Legislators are running this year, based on a ruling of a three-judge federal panel, under the malapportioned districts. The judicial panel has yet to rule on the question of whether it will order new elections next year.
Reeves said he assumes someone will file a lawsuit asking the judicial panel to order new elections in 2012 under new districts. But he said he is not for legislators running two years in a row.
“The best case scenario is that we pass a plan and legislators don’t have to run again until 2015,” Reeves said during a meeting this week with the Daily Journal editorial board.
Reeves said he is “looking forward to working with the speaker, whoever it is” to try to work out a redistricting agreement early in the 2012 session. It is not clear which political party will control the House after the general election.
No Democrat qualified to run for the open seat of lieutenant governor. Incumbent Republican Lt. Gov. Phil Bryant is running for governor.
Reeves, who is finishing his second term as state treasurer, defeated Senate President Pro Tem Billy Hewes of Gulfport in the Republican primary for lieutenant governor. His only opposition in November is Reform Party candidate Tracella Lou O’Hara Hill of Terry.
Reeves said he has been campaigning for his own November election and for that of Senate Republicans. The lieutenant governor presides over the Senate.

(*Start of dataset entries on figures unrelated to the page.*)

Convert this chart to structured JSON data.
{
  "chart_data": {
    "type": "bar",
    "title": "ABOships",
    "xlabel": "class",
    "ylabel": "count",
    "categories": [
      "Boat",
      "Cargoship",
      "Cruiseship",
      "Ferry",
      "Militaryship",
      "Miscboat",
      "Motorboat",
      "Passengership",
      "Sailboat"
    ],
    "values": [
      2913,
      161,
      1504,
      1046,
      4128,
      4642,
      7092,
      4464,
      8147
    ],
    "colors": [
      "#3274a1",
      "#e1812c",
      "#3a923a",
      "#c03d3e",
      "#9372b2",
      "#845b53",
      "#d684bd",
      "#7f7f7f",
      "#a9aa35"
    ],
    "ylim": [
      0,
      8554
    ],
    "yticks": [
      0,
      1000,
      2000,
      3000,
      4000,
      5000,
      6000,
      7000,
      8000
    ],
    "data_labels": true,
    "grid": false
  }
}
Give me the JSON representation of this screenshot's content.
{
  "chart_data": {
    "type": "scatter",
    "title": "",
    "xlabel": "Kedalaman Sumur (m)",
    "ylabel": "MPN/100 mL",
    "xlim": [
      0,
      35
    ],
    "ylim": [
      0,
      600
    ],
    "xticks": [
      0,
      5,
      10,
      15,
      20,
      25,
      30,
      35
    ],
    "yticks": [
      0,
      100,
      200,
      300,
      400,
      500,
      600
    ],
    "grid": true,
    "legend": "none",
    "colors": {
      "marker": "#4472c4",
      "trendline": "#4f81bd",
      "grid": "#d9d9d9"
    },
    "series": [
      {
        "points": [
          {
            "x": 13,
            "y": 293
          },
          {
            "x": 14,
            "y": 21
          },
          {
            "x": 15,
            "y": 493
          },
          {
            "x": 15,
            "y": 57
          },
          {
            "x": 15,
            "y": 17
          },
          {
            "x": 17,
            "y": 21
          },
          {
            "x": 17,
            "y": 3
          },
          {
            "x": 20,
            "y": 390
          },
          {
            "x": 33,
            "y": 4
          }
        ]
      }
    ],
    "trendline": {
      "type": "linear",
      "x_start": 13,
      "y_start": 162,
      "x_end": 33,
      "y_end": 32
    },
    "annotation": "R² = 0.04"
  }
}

He said he looks forward to working with Bryant, who is the favorite to win the governor’s election on Nov. 8 against Democrat Johnny DuPree, the mayor of Hattiesburg. But he said the Senate – while it will work with Bryant – will be proactive.
“I envision that the Senate will have a legislative agenda,” said Reeves. “I hope Phil Bryant gets elected governor, and I think he will.
“The good news is that Lt. Gov. Bryant and I share the same core beliefs. We will not agree on everything … I am the kind of person who truly is not concerned about who gets credit as long as we pass good legislation.”
He said he probably would “roll out a specific agenda” before the session begins in early January.
Reeves said he has been trying to meet with senators from both parties, but would not announce any final decisions on his appointments for committee chairs until after the Nov. 8 election.
But he reiterated that his chairs would be from both parties.
“We will have a leadership team that looks like Mississippi,” he said. “I think that is the best way to pass good legislation. The Legislature cannot allow the perfect to be the enemy of the good.”